If you've gotten this far and are fuming angrily about how much I hate Taiwan, how whiny I am, how I "just don't get it", well, mosey on back and read the stuff in pink, thanks.

I do feel, though, that this is difficult to talk about for a few reasons. One is that I do feel as an expat, that either I'm supposed to happily embrace my the culture of the country where I live, and if I really love it in that country, I can't show any irritation or criticism of that culture: either you love it or you don't, goes that binary thinking, and if you complain at all, you don't love it. It's not true, and people surely know that on some level (I get annoyed with constant complainers, but will defend anyone's right to vent a bit or complain for awhile even if they love a place).

Another is that I feel that as openminded, 21st century folk, that we're supposed to approach culture differences at all times with "it's not bad, it's just different" or even "their culture is BETTER than ours", and no criticism shall pass our lips lest we be labeled 'narrowminded', 'ethnocentric', 'culturally imperialist' or just 'racist'. Believe me, there are ways in which I do feel Taiwanese culture is superior, but there are times when I really want to say this: there are other ways in which I do feel American (narrowed down to my home country for simplicity's sake) culture has one up on Taiwanese ways of doing things. I don't think that makes me narrowminded or racist. Examples: I think that in Taiwanese companies, when you want to get rid of someone, strongly encouraging them to quit rather than firing them is better. People screw up, people are sometimes just not good fits. That's no reason to poison someone's chances, in a small country with a very interconnected culture, of getting another job and making something of themselves by firing them publicly.  But then the American way of insisting on accountability and prizing efficiency and "it's not personal, just fix your mistakes and get it done, don't waffle, don't get defensive, don't hide behind 'face' to avoid accountability" is probably better than the Taiwanese way of often getting defensive (due to loss of face) when publicly or even privately-but-directly called out on a mistake. Not that everyone in either culture always conforms to these norms, just that they are common.
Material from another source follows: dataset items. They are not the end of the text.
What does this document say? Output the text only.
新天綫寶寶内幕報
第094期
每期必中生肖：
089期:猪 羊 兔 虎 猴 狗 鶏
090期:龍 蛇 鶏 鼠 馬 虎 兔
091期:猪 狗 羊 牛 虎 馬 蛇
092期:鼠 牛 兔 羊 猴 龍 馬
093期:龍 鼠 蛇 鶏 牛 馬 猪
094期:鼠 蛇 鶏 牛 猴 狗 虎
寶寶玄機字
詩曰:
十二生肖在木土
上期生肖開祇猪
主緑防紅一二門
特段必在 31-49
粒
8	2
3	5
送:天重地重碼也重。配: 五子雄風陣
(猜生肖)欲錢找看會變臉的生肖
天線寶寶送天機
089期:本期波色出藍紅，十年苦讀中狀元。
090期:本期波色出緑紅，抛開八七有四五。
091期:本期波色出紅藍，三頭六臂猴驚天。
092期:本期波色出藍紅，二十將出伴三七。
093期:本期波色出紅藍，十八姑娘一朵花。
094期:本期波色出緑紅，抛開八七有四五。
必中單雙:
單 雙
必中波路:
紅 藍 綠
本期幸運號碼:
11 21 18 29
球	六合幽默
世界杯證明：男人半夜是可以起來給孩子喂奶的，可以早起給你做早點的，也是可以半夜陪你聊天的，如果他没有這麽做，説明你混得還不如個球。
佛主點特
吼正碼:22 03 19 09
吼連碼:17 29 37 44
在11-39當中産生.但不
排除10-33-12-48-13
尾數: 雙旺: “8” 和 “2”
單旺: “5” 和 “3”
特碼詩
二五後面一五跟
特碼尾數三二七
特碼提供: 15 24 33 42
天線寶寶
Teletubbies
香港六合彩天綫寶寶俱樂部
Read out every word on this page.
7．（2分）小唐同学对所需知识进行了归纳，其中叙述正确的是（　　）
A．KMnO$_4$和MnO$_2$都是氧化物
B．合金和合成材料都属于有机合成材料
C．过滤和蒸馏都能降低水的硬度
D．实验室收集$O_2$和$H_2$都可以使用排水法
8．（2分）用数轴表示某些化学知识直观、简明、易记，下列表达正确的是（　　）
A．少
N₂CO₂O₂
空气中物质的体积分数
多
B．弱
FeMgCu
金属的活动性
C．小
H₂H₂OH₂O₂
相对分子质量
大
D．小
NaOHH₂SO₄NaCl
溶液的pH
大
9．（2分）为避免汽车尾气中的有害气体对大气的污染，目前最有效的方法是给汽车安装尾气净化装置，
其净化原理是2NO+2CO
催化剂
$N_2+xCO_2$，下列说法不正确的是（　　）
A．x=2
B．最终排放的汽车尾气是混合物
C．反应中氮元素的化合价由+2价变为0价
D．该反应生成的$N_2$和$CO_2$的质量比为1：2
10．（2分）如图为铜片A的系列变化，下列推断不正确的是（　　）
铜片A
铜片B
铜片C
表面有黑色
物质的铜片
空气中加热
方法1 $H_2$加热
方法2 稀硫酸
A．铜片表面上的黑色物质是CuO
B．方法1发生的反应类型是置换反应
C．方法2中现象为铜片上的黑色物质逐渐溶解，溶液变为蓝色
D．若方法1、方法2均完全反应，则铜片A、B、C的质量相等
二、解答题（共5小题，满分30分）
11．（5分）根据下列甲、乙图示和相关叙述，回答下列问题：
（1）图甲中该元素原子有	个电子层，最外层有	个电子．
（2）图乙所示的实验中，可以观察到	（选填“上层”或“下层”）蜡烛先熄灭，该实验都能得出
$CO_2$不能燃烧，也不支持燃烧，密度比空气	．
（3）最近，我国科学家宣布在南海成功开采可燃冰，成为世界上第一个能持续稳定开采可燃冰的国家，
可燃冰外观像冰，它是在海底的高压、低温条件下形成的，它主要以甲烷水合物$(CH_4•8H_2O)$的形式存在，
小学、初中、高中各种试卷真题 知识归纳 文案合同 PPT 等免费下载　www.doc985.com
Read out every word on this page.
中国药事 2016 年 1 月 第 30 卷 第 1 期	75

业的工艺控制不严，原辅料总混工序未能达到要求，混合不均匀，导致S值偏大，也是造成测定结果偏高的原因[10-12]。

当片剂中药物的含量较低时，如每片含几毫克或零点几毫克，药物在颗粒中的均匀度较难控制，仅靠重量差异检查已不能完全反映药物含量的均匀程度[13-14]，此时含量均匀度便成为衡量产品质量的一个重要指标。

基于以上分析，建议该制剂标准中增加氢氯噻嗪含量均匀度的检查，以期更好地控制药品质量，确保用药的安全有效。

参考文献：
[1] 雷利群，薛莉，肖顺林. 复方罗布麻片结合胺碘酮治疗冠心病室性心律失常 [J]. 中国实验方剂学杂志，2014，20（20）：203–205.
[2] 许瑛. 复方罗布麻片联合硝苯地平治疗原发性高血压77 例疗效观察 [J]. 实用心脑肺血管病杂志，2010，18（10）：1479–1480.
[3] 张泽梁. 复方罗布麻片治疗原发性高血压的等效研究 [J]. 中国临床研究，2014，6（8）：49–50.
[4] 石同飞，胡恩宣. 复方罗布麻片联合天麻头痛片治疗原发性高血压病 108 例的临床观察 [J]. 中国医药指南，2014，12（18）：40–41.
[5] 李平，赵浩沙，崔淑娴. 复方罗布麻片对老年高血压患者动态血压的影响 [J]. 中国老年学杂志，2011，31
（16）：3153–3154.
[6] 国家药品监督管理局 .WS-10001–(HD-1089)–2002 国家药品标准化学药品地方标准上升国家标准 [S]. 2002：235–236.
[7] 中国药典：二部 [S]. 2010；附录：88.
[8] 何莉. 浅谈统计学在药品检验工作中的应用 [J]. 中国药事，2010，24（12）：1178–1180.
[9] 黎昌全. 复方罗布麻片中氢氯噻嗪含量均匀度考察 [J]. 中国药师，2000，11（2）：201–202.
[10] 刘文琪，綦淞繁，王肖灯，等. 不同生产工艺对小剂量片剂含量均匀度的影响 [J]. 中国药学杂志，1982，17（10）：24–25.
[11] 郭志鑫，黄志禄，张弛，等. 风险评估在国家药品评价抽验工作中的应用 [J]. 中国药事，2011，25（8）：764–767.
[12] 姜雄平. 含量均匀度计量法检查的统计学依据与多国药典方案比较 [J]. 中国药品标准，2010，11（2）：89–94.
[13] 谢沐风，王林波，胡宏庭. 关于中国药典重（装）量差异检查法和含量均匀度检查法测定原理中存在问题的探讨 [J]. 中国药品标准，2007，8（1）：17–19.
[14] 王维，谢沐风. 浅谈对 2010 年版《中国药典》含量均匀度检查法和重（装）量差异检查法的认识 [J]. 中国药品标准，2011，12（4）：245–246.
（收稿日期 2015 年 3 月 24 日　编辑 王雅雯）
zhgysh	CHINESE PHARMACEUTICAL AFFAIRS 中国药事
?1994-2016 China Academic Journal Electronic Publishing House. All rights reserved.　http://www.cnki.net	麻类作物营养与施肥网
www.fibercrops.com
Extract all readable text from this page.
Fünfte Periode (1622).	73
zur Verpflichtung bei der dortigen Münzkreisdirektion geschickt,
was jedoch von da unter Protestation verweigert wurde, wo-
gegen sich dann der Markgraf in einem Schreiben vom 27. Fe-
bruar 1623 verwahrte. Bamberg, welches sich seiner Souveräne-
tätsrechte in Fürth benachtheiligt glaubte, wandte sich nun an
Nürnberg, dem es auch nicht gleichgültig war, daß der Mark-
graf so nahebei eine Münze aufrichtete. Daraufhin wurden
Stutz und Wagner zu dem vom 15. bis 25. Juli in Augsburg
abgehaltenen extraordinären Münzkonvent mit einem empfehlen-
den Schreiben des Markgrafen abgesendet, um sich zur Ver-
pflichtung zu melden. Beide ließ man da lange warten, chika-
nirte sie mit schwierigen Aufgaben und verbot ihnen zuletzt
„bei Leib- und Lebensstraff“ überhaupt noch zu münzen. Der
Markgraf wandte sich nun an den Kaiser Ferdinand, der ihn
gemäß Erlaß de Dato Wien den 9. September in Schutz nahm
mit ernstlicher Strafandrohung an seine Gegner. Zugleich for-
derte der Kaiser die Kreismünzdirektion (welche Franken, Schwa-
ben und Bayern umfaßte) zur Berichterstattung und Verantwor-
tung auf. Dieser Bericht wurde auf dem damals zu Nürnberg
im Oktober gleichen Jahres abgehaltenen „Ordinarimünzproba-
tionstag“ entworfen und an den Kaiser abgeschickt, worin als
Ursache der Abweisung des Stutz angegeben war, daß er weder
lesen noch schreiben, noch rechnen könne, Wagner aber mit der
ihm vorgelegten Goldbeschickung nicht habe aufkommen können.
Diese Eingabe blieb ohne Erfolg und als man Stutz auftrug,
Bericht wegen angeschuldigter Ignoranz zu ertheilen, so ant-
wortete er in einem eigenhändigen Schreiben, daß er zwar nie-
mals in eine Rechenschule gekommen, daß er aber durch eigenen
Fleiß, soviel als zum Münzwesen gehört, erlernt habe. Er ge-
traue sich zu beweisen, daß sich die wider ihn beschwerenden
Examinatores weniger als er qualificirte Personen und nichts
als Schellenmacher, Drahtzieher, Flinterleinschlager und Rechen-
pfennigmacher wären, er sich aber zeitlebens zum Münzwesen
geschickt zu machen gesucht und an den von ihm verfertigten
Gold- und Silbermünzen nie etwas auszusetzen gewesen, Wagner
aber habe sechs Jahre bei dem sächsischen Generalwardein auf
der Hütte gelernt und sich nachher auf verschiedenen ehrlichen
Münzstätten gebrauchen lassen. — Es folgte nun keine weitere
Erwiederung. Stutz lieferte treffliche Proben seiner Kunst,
Finally, the idea that "under our skin, we're all the same" applies to all people in all ways. It does not. Sure, under our different races we are all born with similar ranges of intelligence and stupidity, aptitudes and idiosyncracies, good and bad people. There's no gene that makes "Asians smarter at math", or "Jews better with money" or whatever. That's ridiculous and we all know it. But we actually aren't all the same under our skin. Not for genetic or racial reasons, but that our cultures make our outlooks and fundamental worldviews, well, fundamentally different. We're the same in so many ways, but different in others, and it's time we acknowledged that more openly. I don't think it's un-PC to say so.

What are your "culture fatigue" issues in Taiwan (or elsewhere)? Got anything to add? As long as you don't just dump on Taiwan (and even if you do, although I'd hope my lovely, intelligent commenters would be the sort to attempt understanding and empathy), I'd be glad to add to this list. I am sure someone else out there in Taiwan in the throes of cultural fatigue will come across this post and be able to see the source of their anger and frustration more easily. Maybe it'll keep an expat from exploding somewhere, or giving up and flying home in a fit of rage. And that would be all worth it.